Posted: Fri Jan 22, 2010 9:00 pm
by markg735
Smoking2000,
I happen to run that site, and you can thank apaches mime-type autodetection for that header :)
Any decent client will handle the mime type discrepancy properly.
I guess that means Lynx isn't a decent client? FWIW, I also wrote my own HTTP client (and server). And while a wrong header is something it will ignore (for precisely this reason) technically if something comes back as text/* a client has the right to normalize the line endings. Which wouldn't be good for a binary file.

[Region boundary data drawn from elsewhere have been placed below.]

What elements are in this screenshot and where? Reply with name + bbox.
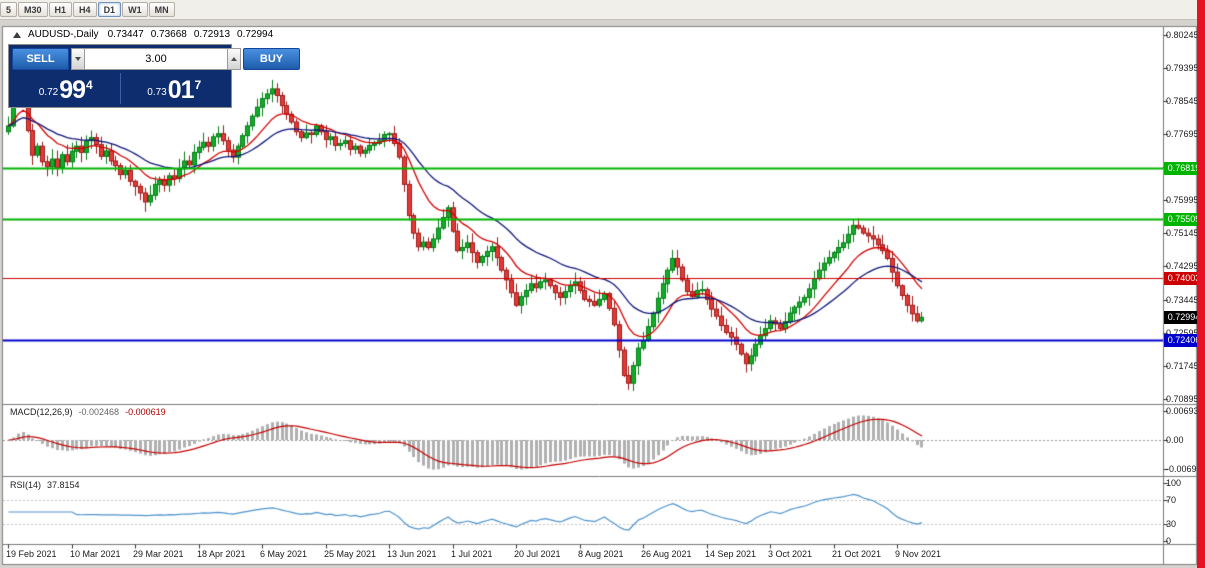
rsi-axis-label: 30 — [1166, 519, 1177, 529]
sell-price-pip-digit: 4 — [86, 78, 93, 92]
timeframe-toolbar: 5 M30 H1 H4 D1 W1 MN — [0, 0, 1205, 20]
time-axis-label: 1 Jul 2021 — [451, 549, 493, 559]
time-axis-label: 9 Nov 2021 — [895, 549, 942, 559]
buy-price-display[interactable]: 0.73 01 7 — [119, 73, 229, 104]
price-axis-tick-label: 0.72595 — [1166, 328, 1199, 338]
macd-axis-label: 0.006936 — [1166, 406, 1204, 416]
ohlc-open-value: 0.73447 — [107, 29, 144, 40]
last-price-label: 0.72994 — [1164, 311, 1204, 324]
time-axis-label: 14 Sep 2021 — [705, 549, 757, 559]
macd-axis-label: 0.00 — [1166, 435, 1184, 445]
price-axis-tick-label: 0.77695 — [1166, 129, 1199, 139]
buy-price-prefix: 0.73 — [147, 87, 167, 98]
timeframe-button-h4[interactable]: H4 — [73, 2, 97, 17]
rsi-axis-label: 70 — [1166, 495, 1177, 505]
timeframe-button-m30[interactable]: M30 — [18, 2, 48, 17]
price-axis-tick-label: 0.75145 — [1166, 228, 1199, 238]
price-axis-tick-label: 0.79395 — [1166, 63, 1199, 73]
ohlc-close-value: 0.72994 — [237, 29, 274, 40]
volume-input[interactable] — [85, 48, 227, 70]
timeframe-button-d1[interactable]: D1 — [97, 2, 122, 17]
rsi-name: RSI(14) — [10, 480, 42, 490]
chart-header: AUDUSD-,Daily 0.73447 0.73668 0.72913 0.… — [13, 29, 280, 40]
price-axis-tick-label: 0.78545 — [1166, 96, 1199, 106]
triangle-down-icon — [75, 57, 81, 61]
timeframe-button-w1[interactable]: W1 — [122, 2, 148, 17]
level-price-label: 0.72406 — [1164, 334, 1204, 347]
window-edge-highlight — [1197, 0, 1205, 568]
symbol-period-label: AUDUSD-,Daily — [28, 29, 99, 40]
triangle-up-icon — [231, 57, 237, 61]
time-axis-label: 20 Jul 2021 — [514, 549, 561, 559]
macd-axis-label: -0.00699 — [1166, 464, 1202, 474]
rsi-indicator-title: RSI(14) 37.8154 — [10, 480, 86, 490]
trade-controls-row: SELL BUY — [12, 48, 300, 70]
time-axis-label: 29 Mar 2021 — [133, 549, 184, 559]
timeframe-button-mn[interactable]: MN — [148, 2, 175, 17]
bid-ask-display: 0.72 99 4 0.73 01 7 — [12, 73, 228, 104]
time-axis-label: 19 Feb 2021 — [6, 549, 57, 559]
rsi-value: 37.8154 — [47, 480, 80, 490]
volume-control — [71, 48, 241, 70]
time-axis-label: 21 Oct 2021 — [832, 549, 882, 559]
time-axis-label: 8 Aug 2021 — [578, 549, 624, 559]
price-axis-tick-label: 0.71745 — [1166, 361, 1199, 371]
time-axis-label: 26 Aug 2021 — [641, 549, 692, 559]
level-price-label: 0.75509 — [1164, 213, 1204, 226]
macd-indicator-title: MACD(12,26,9) -0.002468 -0.000619 — [10, 407, 172, 417]
time-axis-label: 25 May 2021 — [324, 549, 377, 559]
price-axis-tick-label: 0.75995 — [1166, 195, 1199, 205]
price-axis-tick-label: 0.70895 — [1166, 394, 1199, 404]
ohlc-high-value: 0.73668 — [150, 29, 187, 40]
macd-main-value: -0.002468 — [78, 407, 120, 417]
sell-price-display[interactable]: 0.72 99 4 — [12, 73, 120, 104]
price-axis-tick-label: 0.74295 — [1166, 261, 1199, 271]
macd-signal-value: -0.000619 — [125, 407, 166, 417]
volume-increase-button[interactable] — [227, 48, 241, 70]
rsi-axis-label: 100 — [1166, 478, 1182, 488]
sell-price-big-digits: 99 — [59, 76, 86, 104]
level-price-label: 0.74003 — [1164, 272, 1204, 285]
sell-price-prefix: 0.72 — [38, 87, 59, 98]
time-axis-label: 13 Jun 2021 — [387, 549, 437, 559]
one-click-trading-panel: SELL BUY 0.72 99 4 0.73 01 7 — [8, 44, 300, 108]
timeframe-button-5[interactable]: 5 — [0, 2, 18, 17]
macd-name: MACD(12,26,9) — [10, 407, 73, 417]
time-axis-label: 6 May 2021 — [260, 549, 308, 559]
level-price-label: 0.76819 — [1164, 162, 1204, 175]
buy-price-pip-digit: 7 — [194, 78, 202, 92]
buy-price-big-digits: 01 — [167, 76, 195, 104]
rsi-axis-label: 0 — [1166, 536, 1172, 546]
time-axis-label: 3 Oct 2021 — [768, 549, 813, 559]
buy-button[interactable]: BUY — [243, 48, 300, 70]
time-axis-label: 18 Apr 2021 — [197, 549, 246, 559]
collapse-panel-icon[interactable] — [13, 31, 21, 38]
sell-button[interactable]: SELL — [12, 48, 69, 70]
price-axis-tick-label: 0.73445 — [1166, 295, 1199, 305]
time-axis-label: 10 Mar 2021 — [70, 549, 121, 559]
price-axis-tick-label: 0.80245 — [1166, 30, 1199, 40]
timeframe-button-h1[interactable]: H1 — [48, 2, 73, 17]
volume-decrease-button[interactable] — [71, 48, 85, 70]
ohlc-low-value: 0.72913 — [193, 29, 231, 40]
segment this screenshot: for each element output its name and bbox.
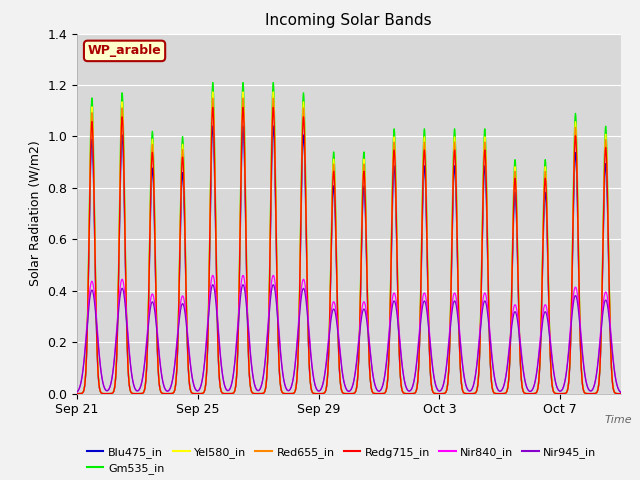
Text: Time: Time: [604, 415, 632, 425]
Title: Incoming Solar Bands: Incoming Solar Bands: [266, 13, 432, 28]
Legend: Blu475_in, Gm535_in, Yel580_in, Red655_in, Redg715_in, Nir840_in, Nir945_in: Blu475_in, Gm535_in, Yel580_in, Red655_i…: [83, 443, 601, 479]
Y-axis label: Solar Radiation (W/m2): Solar Radiation (W/m2): [29, 141, 42, 287]
Text: WP_arable: WP_arable: [88, 44, 161, 58]
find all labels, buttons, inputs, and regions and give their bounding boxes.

And I think your new code still isn't getting the offset right. The project#'s still don't look right.

Code: Select all

entry 8, status 0, address 171.67.108.13:8080
entry 9, status 0, address 171.67.108.13:8080
entry 0, status 0, address 171.67.108.13:8080
entry 1, status 0, address 171.67.108.13:8080
entry 2, status 0, address 171.67.108.13:8080
entry 3, status 0, address 171.67.108.13:8080
entry 4, status 0, address 171.67.108.13:8080
entry 5, status 2, address 171.64.65.60:8080
  Found results <work/wuresults_05.dat>: proj 20601, run 0, clone 978, gen 16971
   -- queue entry: proj 6318, run 4154, clone 42, gen 0
   -- doesn't match queue entry
entry 6, status 2, address 171.64.65.60:8080
  Found results <work/wuresults_06.dat>: proj 24716, run 0, clone 25991, gen 16971
   -- queue entry: proj 6318, run 2338, clone 50, gen 0
   -- doesn't match queue entry
entry 7, status 1, address 171.64.65.60:8080
File is OK

Re: Project 6318: Collection server misconfigured?

Posted: Fri Jan 22, 2010 9:05 pm
by smoking2000
Then I'm afraid that the wuresults format has changed too much for qfix to be able to support it. I don't have the time to reverse engineer that too.

Re: Project 6318: Collection server misconfigured?

Posted: Fri Jan 22, 2010 9:13 pm
by markg735
Would it help anybody if I tarballed up my folding directory for someone at Stanford to check out?